Shafikov vs. Mukhlis
As usual the 5’5” Shafikov was giving away a lot in height and reach and the Indonesian tried to use those advantages to box on the outside. He showed plenty of movement and a quick jab but Shafikov just kept tacking him down and scored with some hard southpaw lefts before the end of the round. Mukhlis just could not stop the advance of Shafikov and the little Russian was ducking under the Indonesian punches and driving him back. A three punch combination landed from Shafikov but apart from the fist left to the body they did not connect fully but as Mukhlis was going back he was off balance and went down. Mukhlis bitterly disputed that it was a knockdown and it looked for a moment as though he was so disgusted he was not going to resume the action but Shafikov denied him that option by launching and attack the moment the eight count was completed. Shafikov drove Mukhlis back with hard punches to head and body with Mukhlis throwing sweeping lefts and rights but making no impression on the little “Djingis Khan”. In the third they exchanged vicious head punches with Mukhlis briefly driving Shafikov back. That was temporary and soon Shafikov was walking forward landing punch after punch to the head of Mukhlis and after a combination finished off with a left to the chin Mukhlis just raised an arm and walked away the referee followed him and asked him if he wanted to continue but Mukhlis was finished for the night. The 30-yerar-old Russian was supposed to have been challenging Mickey Bey for the IBF title but Bey relinquished the title and there was no way to arrange an alternative title fight. His only loss was to Miguel Vasquez for the IBF title in February last year and hopefully he will get a shot at the vacant title in his next fight. Mukhlis, 28, was stopped in five rounds by Takashi Uchiyama in a challenge for the WBA title in 2010. He had since gone 4-1-1 in domestic fights.
Ramirez vs. Yoshida
Ramirez extends his winning run with stoppage of JBC No 10 Yoshida. The US Olympian simply punished Yoshida throught the first three rounds and did such a good job that Yoshida’s corner retired their man after the third round ended. The tall 22-year-old from California has 12 wins by KO/TKO including 8 wins that way in his last 9 fights. He has oodles of talent and will be a force in the division next year.
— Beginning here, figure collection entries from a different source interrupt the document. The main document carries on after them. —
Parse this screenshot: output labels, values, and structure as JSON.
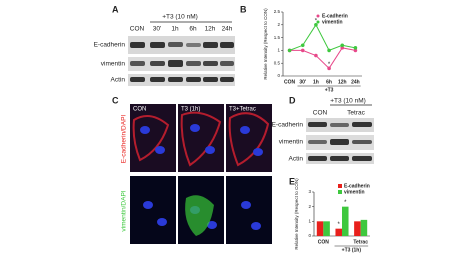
{
  "panels": {
    "a": {
      "letter": "A",
      "treatment": "+T3 (10 nM)",
      "lanes": [
        "CON",
        "30'",
        "1h",
        "6h",
        "12h",
        "24h"
      ],
      "rows": [
        "E-cadherin",
        "vimentin",
        "Actin"
      ]
    },
    "c": {
      "letter": "C",
      "columns": [
        "CON",
        "T3 (1h)",
        "T3+Tetrac"
      ],
      "rows": [
        "E-cadherin/DAPI",
        "vimentin/DAPI"
      ]
    },
    "d": {
      "letter": "D",
      "treatment": "+T3 (10 nM)",
      "lanes": [
        "CON",
        "Tetrac"
      ],
      "rows": [
        "E-cadherin",
        "vimentin",
        "Actin"
      ]
    }
  },
  "chart_data": [
    {
      "type": "line",
      "letter": "B",
      "y_label": "Relative Intensity (Respect to CON)",
      "group_label": "+T3",
      "categories": [
        "CON",
        "30'",
        "1h",
        "6h",
        "12h",
        "24h"
      ],
      "series": [
        {
          "name": "E-cadherin",
          "color": "#e8488a",
          "values": [
            1.0,
            1.0,
            0.8,
            0.3,
            1.1,
            1.0
          ]
        },
        {
          "name": "vimentin",
          "color": "#3ec83e",
          "values": [
            1.0,
            1.2,
            2.0,
            1.0,
            1.2,
            1.1
          ]
        }
      ],
      "annotations": [
        "*",
        "*"
      ],
      "ylim": [
        0,
        2.5
      ],
      "yticks": [
        0,
        0.5,
        1,
        1.5,
        2,
        2.5
      ]
    },
    {
      "type": "bar",
      "letter": "E",
      "y_label": "Relative Intensity (Respect to CON)",
      "group_label": "+T3 (1h)",
      "categories": [
        "CON",
        null,
        "Tetrac"
      ],
      "series": [
        {
          "name": "E-cadherin",
          "color": "#e8201c",
          "values": [
            1.0,
            0.5,
            1.0
          ]
        },
        {
          "name": "vimentin",
          "color": "#3ec83e",
          "values": [
            1.0,
            2.0,
            1.1
          ]
        }
      ],
      "annotations": [
        "*",
        "*"
      ],
      "ylim": [
        0,
        3
      ],
      "yticks": [
        0,
        1,
        2,
        3
      ]
    }
  ]
}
Yoshida, 31, is 4-5 in his last 9 fights and this is his sixth loss by KO/TKO.
Tso vs. Khunkhiri
Tso too good for poor Thai opponent. Over the first three rounds Tso was able to connect time and again with hard combinations and was just too fast and powerful. In the fourth he drove Khunkhir to a corner and unloaded to head and body. The Thai escaped but only briefly and another series of hard punches up and down from Tso saw the fight halted. The 28-year-old Hong Kong based southpaw is rated WBO 4/IBF 6(5)/WBA 7 despite the absence of anything remotely close to a rated fighter in his list of victim and last time out he in March he just squeezed by Filipino Mike Enriquez. Khunkhir is 4-7 in his last 11 fights.